To kick-start our coverage of the US car market we figured it would be good to give our European readers a bit of background on what the car market is like across the Atlantic. Here are 6 trends that differentiate the two markets:
1. The stereotypes are true: SUVs and pickup trucks are much more important in the US
While mainstream cars make up 60% of car sales in Europe, they only make up less than 40% of the US market. This becomes even more stark once you add the premium derivatives – the proportions become 75% vs 45%. Instead, the SUVs chunk of the market is almost twice as large in the US (30%) as it is in Europe (17%). Add to that another 14% of the US market that’s captured by pickups, and the high-level difference between the two markets becomes clear.

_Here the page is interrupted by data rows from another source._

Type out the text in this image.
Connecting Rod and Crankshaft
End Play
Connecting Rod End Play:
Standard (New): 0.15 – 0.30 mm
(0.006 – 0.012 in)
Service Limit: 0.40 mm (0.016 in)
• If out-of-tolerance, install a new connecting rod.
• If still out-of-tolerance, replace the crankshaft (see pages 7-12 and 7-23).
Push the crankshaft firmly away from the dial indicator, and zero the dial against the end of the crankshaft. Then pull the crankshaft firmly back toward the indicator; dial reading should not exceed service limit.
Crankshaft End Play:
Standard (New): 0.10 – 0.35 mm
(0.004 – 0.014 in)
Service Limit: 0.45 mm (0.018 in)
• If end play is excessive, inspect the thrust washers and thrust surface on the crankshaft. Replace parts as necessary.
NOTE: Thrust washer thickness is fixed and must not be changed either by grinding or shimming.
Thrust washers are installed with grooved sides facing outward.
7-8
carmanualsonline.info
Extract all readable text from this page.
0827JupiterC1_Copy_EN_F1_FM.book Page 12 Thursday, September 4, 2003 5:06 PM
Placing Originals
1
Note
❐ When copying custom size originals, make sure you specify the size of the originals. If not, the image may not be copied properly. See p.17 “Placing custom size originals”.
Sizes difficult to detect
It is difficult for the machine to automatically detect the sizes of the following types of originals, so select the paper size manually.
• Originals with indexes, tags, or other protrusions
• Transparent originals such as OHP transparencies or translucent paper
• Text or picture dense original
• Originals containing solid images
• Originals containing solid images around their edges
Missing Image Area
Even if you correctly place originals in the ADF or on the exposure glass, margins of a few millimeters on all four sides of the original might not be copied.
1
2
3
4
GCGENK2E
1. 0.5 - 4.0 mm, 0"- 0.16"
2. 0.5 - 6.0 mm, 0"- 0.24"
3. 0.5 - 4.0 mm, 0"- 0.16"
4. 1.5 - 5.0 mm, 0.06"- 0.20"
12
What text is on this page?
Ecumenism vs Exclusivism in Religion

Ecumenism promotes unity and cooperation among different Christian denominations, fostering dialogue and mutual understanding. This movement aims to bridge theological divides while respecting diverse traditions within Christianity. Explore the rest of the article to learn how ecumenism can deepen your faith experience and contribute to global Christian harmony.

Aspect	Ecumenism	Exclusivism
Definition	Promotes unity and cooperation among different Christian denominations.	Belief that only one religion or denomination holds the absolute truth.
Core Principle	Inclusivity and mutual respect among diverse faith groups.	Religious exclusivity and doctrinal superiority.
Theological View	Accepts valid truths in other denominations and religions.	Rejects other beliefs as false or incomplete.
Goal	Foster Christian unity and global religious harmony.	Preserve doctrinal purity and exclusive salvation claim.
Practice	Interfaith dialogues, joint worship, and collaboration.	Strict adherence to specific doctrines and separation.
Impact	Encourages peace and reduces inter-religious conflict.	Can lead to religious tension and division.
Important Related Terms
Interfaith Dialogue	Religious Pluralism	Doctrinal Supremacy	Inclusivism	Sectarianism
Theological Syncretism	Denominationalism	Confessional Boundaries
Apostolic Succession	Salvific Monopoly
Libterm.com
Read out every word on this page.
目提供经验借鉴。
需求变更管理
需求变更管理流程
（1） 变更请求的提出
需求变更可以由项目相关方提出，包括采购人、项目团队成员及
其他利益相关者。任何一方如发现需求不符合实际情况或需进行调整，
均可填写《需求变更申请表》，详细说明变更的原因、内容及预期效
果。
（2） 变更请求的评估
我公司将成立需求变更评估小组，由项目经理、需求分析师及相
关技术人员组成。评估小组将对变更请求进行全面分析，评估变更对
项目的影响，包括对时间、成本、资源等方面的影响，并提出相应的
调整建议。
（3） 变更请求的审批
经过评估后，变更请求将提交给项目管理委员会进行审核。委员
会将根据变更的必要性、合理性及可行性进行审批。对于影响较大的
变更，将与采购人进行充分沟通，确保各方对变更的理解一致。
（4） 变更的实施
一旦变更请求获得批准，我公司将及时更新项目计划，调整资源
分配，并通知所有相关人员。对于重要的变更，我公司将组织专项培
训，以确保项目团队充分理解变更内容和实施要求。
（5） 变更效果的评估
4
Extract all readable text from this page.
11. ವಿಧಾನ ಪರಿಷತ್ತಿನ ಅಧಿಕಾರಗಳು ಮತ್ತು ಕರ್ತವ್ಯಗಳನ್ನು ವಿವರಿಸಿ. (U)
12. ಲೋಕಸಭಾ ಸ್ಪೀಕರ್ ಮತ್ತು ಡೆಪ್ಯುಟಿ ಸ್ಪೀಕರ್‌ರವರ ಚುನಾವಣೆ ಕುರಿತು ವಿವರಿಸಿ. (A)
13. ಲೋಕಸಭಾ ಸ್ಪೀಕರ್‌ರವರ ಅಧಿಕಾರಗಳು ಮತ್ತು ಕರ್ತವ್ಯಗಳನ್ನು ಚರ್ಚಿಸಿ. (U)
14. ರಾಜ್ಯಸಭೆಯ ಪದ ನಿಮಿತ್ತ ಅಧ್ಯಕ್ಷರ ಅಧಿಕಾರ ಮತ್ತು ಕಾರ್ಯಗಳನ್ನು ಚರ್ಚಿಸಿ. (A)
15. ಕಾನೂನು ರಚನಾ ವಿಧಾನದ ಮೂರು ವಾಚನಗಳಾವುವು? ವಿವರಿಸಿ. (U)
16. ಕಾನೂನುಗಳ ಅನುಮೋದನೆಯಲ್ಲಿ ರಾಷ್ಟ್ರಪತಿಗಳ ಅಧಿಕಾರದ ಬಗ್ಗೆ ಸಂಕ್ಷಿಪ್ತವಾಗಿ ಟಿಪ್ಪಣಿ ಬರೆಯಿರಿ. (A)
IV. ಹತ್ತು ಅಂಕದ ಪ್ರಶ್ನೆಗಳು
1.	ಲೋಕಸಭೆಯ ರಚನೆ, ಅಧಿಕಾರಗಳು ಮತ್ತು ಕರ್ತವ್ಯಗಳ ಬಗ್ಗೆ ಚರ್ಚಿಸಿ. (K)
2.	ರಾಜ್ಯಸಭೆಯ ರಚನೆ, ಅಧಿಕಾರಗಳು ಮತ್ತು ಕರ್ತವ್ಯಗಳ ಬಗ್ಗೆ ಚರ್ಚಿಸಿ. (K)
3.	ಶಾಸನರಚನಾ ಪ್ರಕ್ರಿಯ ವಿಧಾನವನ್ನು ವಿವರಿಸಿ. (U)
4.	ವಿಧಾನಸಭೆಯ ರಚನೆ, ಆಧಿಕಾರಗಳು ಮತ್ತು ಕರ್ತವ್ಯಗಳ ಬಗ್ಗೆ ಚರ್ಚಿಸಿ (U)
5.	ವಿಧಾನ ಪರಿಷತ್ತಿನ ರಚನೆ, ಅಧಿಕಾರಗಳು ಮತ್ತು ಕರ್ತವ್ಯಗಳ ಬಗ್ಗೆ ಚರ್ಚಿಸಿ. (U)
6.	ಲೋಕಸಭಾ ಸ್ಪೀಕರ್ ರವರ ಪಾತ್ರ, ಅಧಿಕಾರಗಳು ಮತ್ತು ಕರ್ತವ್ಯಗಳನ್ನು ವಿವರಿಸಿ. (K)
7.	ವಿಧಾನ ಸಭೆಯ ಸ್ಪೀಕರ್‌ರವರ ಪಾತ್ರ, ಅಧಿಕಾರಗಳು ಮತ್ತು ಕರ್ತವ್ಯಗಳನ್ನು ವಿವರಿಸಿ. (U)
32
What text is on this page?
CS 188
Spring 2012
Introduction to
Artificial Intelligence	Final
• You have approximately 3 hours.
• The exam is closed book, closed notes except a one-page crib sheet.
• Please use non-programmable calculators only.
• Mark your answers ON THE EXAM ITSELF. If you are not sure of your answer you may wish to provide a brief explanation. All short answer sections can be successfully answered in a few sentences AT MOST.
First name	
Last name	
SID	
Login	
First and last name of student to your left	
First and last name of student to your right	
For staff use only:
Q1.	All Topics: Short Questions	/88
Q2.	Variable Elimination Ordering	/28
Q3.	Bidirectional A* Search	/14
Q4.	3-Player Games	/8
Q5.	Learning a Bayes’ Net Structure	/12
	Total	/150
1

Data reflects sales in the first half of 2015
2. US is less brand-conscious than Europe
American buyers are much less brand-conscious than their European peers. This manifests itself in two ways. First, premium derivatives captures almost twice as large a proportion of the market in Europe (21%) as they do in the US (12%). Second, the US market is much more open to cars by “outside” manufacturers. That is the main reason why Japanese and Korean manufacturers were able to capture a much larger portion of the US market; it is also the reason why Lexus is a top-selling premium brand in the US, whereas it’s struggled to gain a foothold in Europe.
3. Bigger is better in the US mainstream and premium markets
Another stereotype is true: big still sells in the US. Although recent years have seen an assault by the likes of MINI and Fiat 500, as well as a renewed push by Ford Fiesta, Honda Fit/Jazz and Toyota Yaris, the mini and subcompact segments only account for 10% of mainstream/premium cars, compared to 40% in Europe. The compact segment is actually bigger in the US than in Europe, though the gap narrows once you include the premium models. But the bread n’ butter car in the US remains the mid-sized (sedan), as well as their large offshoots -over the past few decades in Europe the former market has declined heavily, while non-premium large cars have all but disappeared. Finally, it’s interesting to note that the minivan, despite being arguably invented in the US, captures twice as large a proportion of the market in Europe than it does in the US.
Data reflects sales in the first half of 2015
4. Sedans rule the mainstream market
If you ever ask a “car guy/gal” in the US what bothers them the most the answer you’re most likely to get is that Americans don’t buy hatchbacks or wagons. While exact data are hard to come by, the fact is that anything with a 5th door at the back sells much worse in the US than in Europe. The most-popular mainstream cars are all sedans – Toyota Corolla, Honda Accord, even the ghastly Ford Fiesta 4-door. Many manufacturers don’t bother offering hatchback/wagon versions of cars, even if they do so in other markets (the aforementioned Corolla/Auris, Honda Civic etc.), while those that do see the sedan model dominate (the VW Jetta outsells the Golf 3 to 1). Lately the hatchback is gaining ground with the popularity of the MINI/500 and the growing subcompact segment, but it is starting from a very low base. And those that want a wagon simply choose an SUV instead.
5. Americans don’t value variety when it comes to cars
This is possibly the least appreciated difference between the two markets, but the car buying experience is very different in the US and Europe. Whereas European buyers value variety of choice (the Golf/Jetta/Touran between them offer 7 bodystyles with 8 petrol /5 diesel engine variants), American buyers prefer to choose from between fewer options (the Golf/Jetta offer 3 bodystyles and 3 petrol /1 diesel variants). Again, it’s hard to get hands on exact data, but anecdotal evidence suggest that the “base engine” accounts for some 80-90% in most mainstream cars.
6. Hybrid won the war over diesel in the US
For a variety of reasons, the diesel engine that remains more popular in mainstream European cars than the petrol option, never caught on in the US in the same way. Part of the reason is that diesel is not subsidized in the US the way it has historically been in Europe, another is that until recently gas was much, much cheaper in the US, undermining the case for the efficient but slow and uncouth diesel. Instead, americans have fallen for the hybrid powertrain. Not only do dedicated hybrids account for 2% of the US market compared to 0.5% in Europe, but most big-selling cars in the mid-sized and larger segments offer a hybrid option. Diesel has seen an increase in popularity in recent years, mainly due to the push by German manufacturers like the VAG group, BMW and Mercedes, but it’s growing from a tiny base.